Il existe des contre-indications à ce traitement, les unes relatives (ulcère de jambe), d’autres formelles (antécédent d’accident ischémique cérébral).
Et la greffe de moelle osseuse n’est à envisager que dans les formes très graves, chez les malades jeunes ayant dans leur
fratrie un donneur compatible.
Comme toutes les associations de santé, l’APIPD est aux frontières de l’hôpital.
La loi du 04 Mars 2002 reconnait pour la première fois officiellement, le rôle et la place des bénévoles non soignants à l’hôpital. Cependant, il est obligatoire de passer une convention type avec
l’hôpital, cette convention va être formalisée.
Nous n’ignorons pas qu’il est très difficile de travailler avec des tierces personnes (soignants) ce qui implique le plus souvent une source de conflits potentiels pour certains soignants, d’où des
réactions de défense dans certaines situations de crises. Pourtant travailler avec les soignants c’est en complémentarité, avec un minimum de coordination et d’acceptation, c’est possible. Le
personnel soignant ne peut pas tout faire et répondre à tous les besoins, nous pouvons être aussi complémentaires entre les différentes associations.

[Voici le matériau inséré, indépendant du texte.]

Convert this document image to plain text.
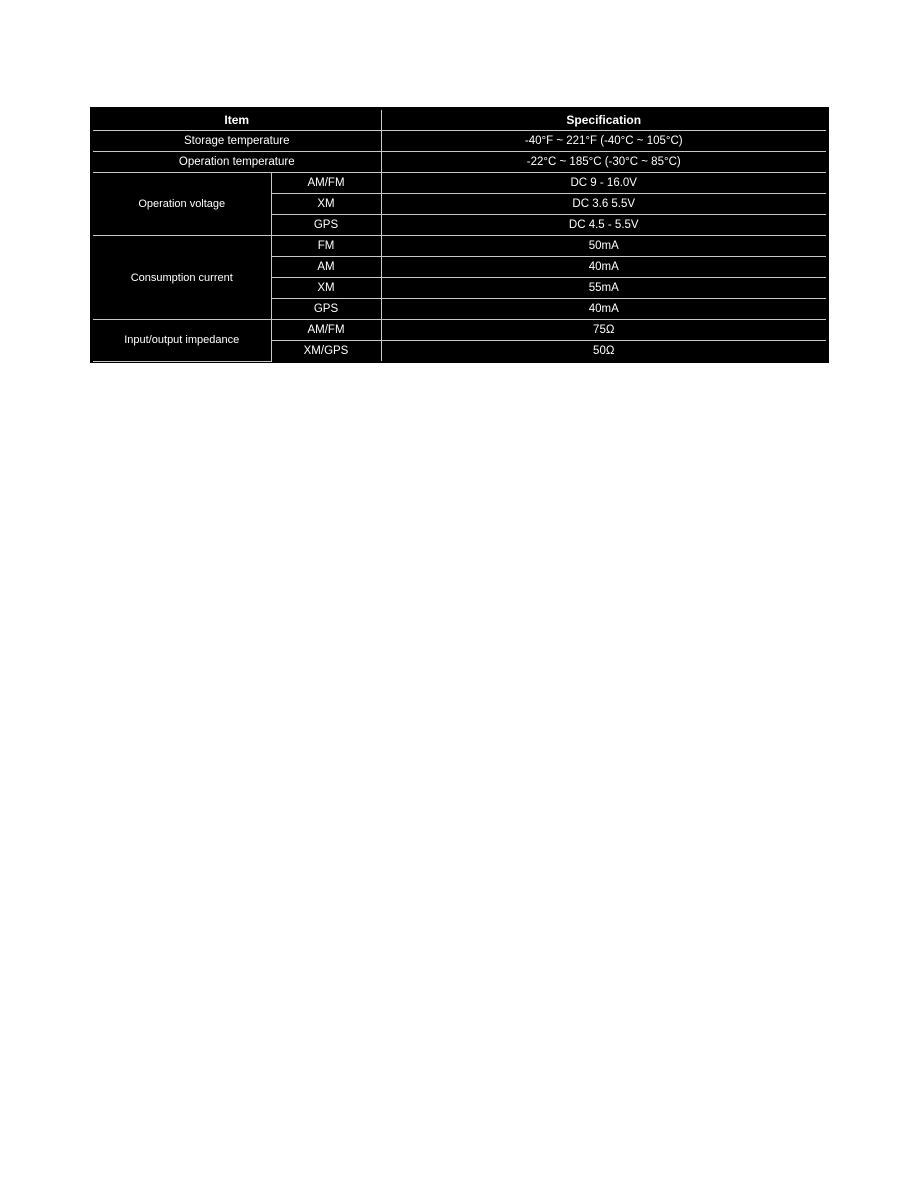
Item		Specification
Storage temperature		-40°F ~ 221°F (-40°C ~ 105°C)
Operation temperature		-22°C ~ 185°C (-30°C ~ 85°C)
Operation voltage	AM/FM	DC 9 - 16.0V
	XM	DC 3.6 5.5V
	GPS	DC 4.5 - 5.5V
Consumption current	FM	50mA
	AM	40mA
	XM	55mA
	GPS	40mA
Input/output impedance	AM/FM	75Ω
	XM/GPS	50Ω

Nous gardons la notion de confidentialité, le patient à la liberté de dire ce qu’il a envie de nous dire. La répartition est claire
avec les limites du respect des uns et des autres.

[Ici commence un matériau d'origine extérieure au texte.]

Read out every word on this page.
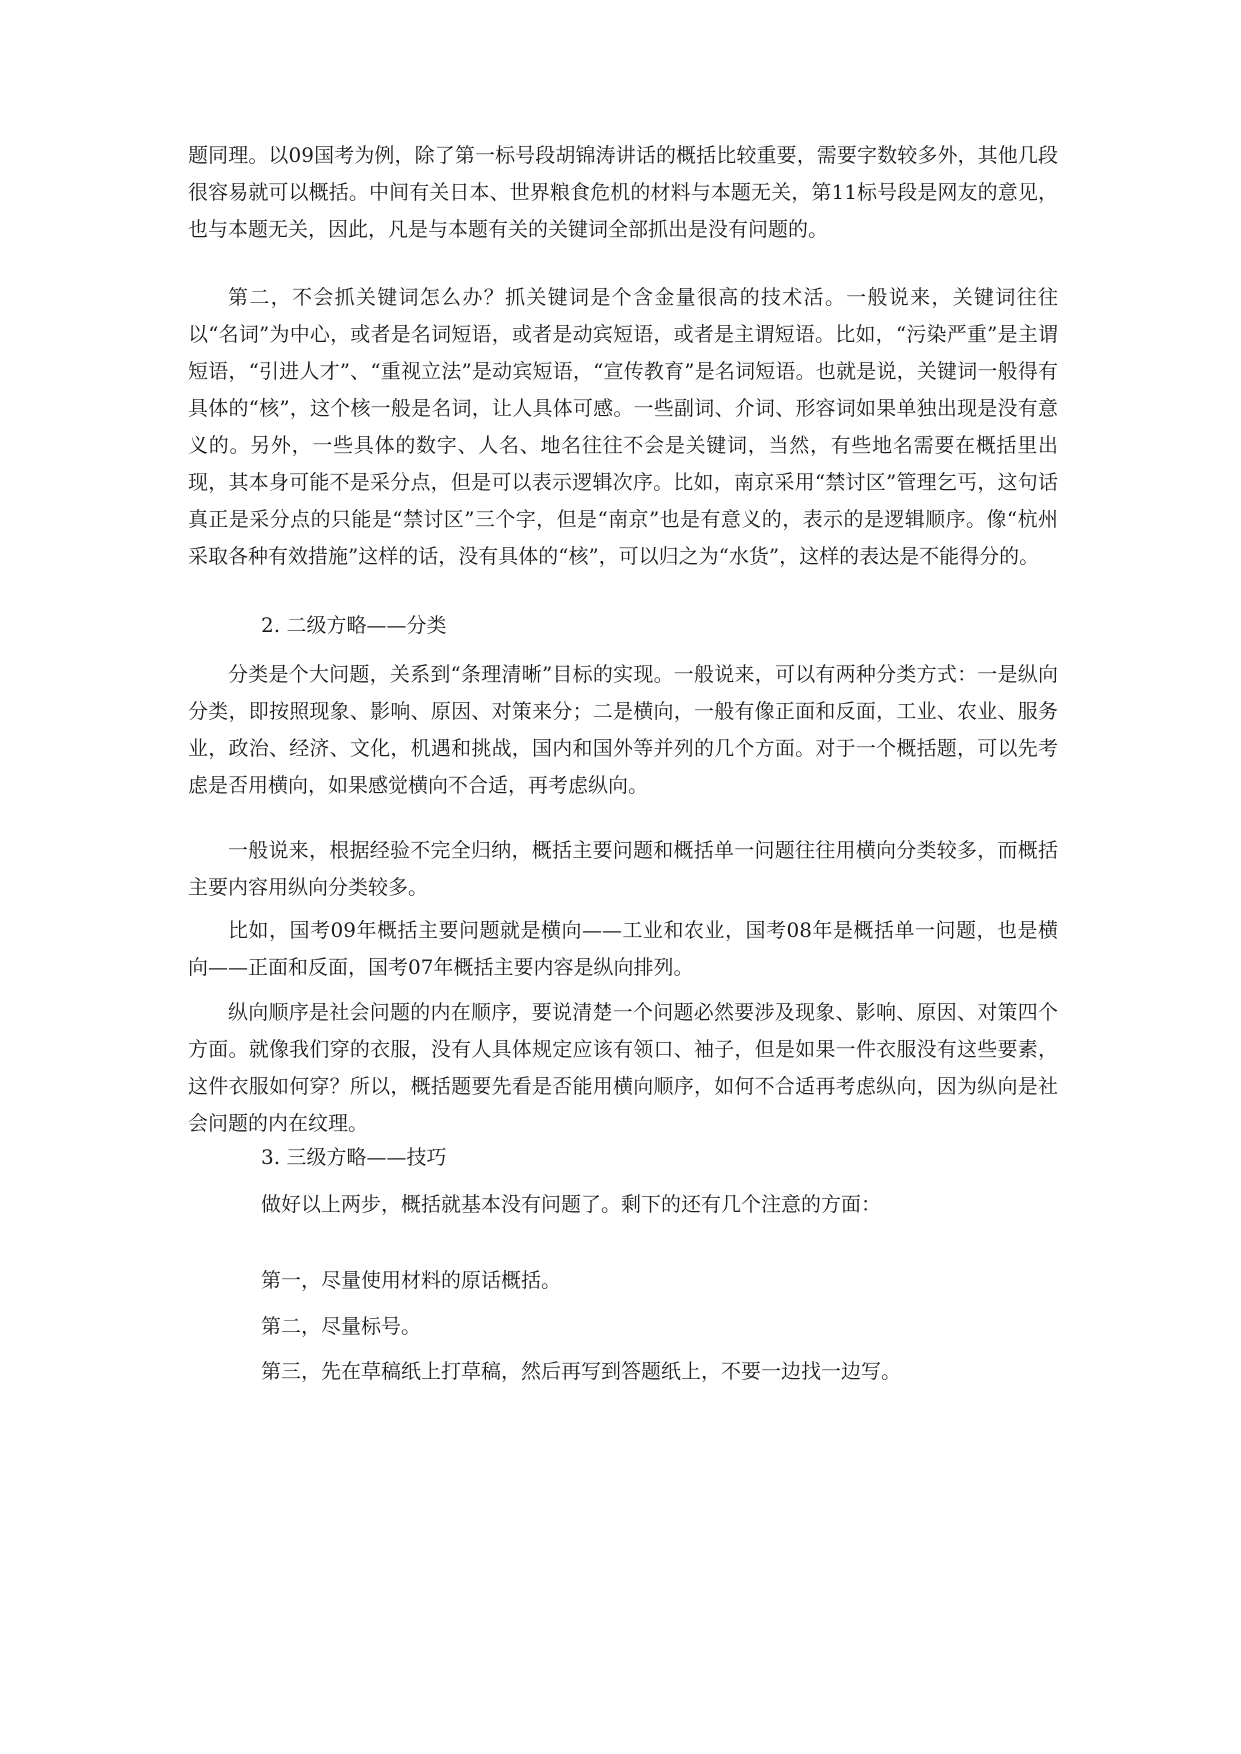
题同理。以09国考为例，除了第一标号段胡锦涛讲话的概括比较重要，需要字数较多外，其他几段很容易就可以概括。中间有关日本、世界粮食危机的材料与本题无关，第11标号段是网友的意见，也与本题无关，因此，凡是与本题有关的关键词全部抓出是没有问题的。

第二，不会抓关键词怎么办？抓关键词是个含金量很高的技术活。一般说来，关键词往往以“名词”为中心，或者是名词短语，或者是动宾短语，或者是主谓短语。比如，“污染严重”是主谓短语，“引进人才”、“重视立法”是动宾短语，“宣传教育”是名词短语。也就是说，关键词一般得有具体的“核”，这个核一般是名词，让人具体可感。一些副词、介词、形容词如果单独出现是没有意义的。另外，一些具体的数字、人名、地名往往不会是关键词，当然，有些地名需要在概括里出现，其本身可能不是采分点，但是可以表示逻辑次序。比如，南京采用“禁讨区”管理乞丐，这句话真正是采分点的只能是“禁讨区”三个字，但是“南京”也是有意义的，表示的是逻辑顺序。像“杭州采取各种有效措施”这样的话，没有具体的“核”，可以归之为“水货”，这样的表达是不能得分的。

2. 二级方略——分类

分类是个大问题，关系到“条理清晰”目标的实现。一般说来，可以有两种分类方式：一是纵向分类，即按照现象、影响、原因、对策来分；二是横向，一般有像正面和反面，工业、农业、服务业，政治、经济、文化，机遇和挑战，国内和国外等并列的几个方面。对于一个概括题，可以先考虑是否用横向，如果感觉横向不合适，再考虑纵向。

一般说来，根据经验不完全归纳，概括主要问题和概括单一问题往往用横向分类较多，而概括主要内容用纵向分类较多。

比如，国考09年概括主要问题就是横向——工业和农业，国考08年是概括单一问题，也是横向——正面和反面，国考07年概括主要内容是纵向排列。

纵向顺序是社会问题的内在顺序，要说清楚一个问题必然要涉及现象、影响、原因、对策四个方面。就像我们穿的衣服，没有人具体规定应该有领口、袖子，但是如果一件衣服没有这些要素，这件衣服如何穿？所以，概括题要先看是否能用横向顺序，如何不合适再考虑纵向，因为纵向是社会问题的内在纹理。

3. 三级方略——技巧

做好以上两步，概括就基本没有问题了。剩下的还有几个注意的方面：

第一，尽量使用材料的原话概括。

第二，尽量标号。

第三，先在草稿纸上打草稿，然后再写到答题纸上，不要一边找一边写。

Le malade reste le centre de l’hôpital
A un certain moment, nous évaluons ce qui a été fait et proposé par notre association.
Le bénévolat n’est pas un titre de noblesse et le but premier de l’APIPD est d’être proche des malades et de leur famille. Nous ne nous battons pas pour un territoire et acceptons notre différence,
nous ne sommes pas les employés « déguisés » de l’hôpital, mais des femmes et des hommes avec un leit motiv vaincre la maladie et plus particulièrement, la drépanocytose.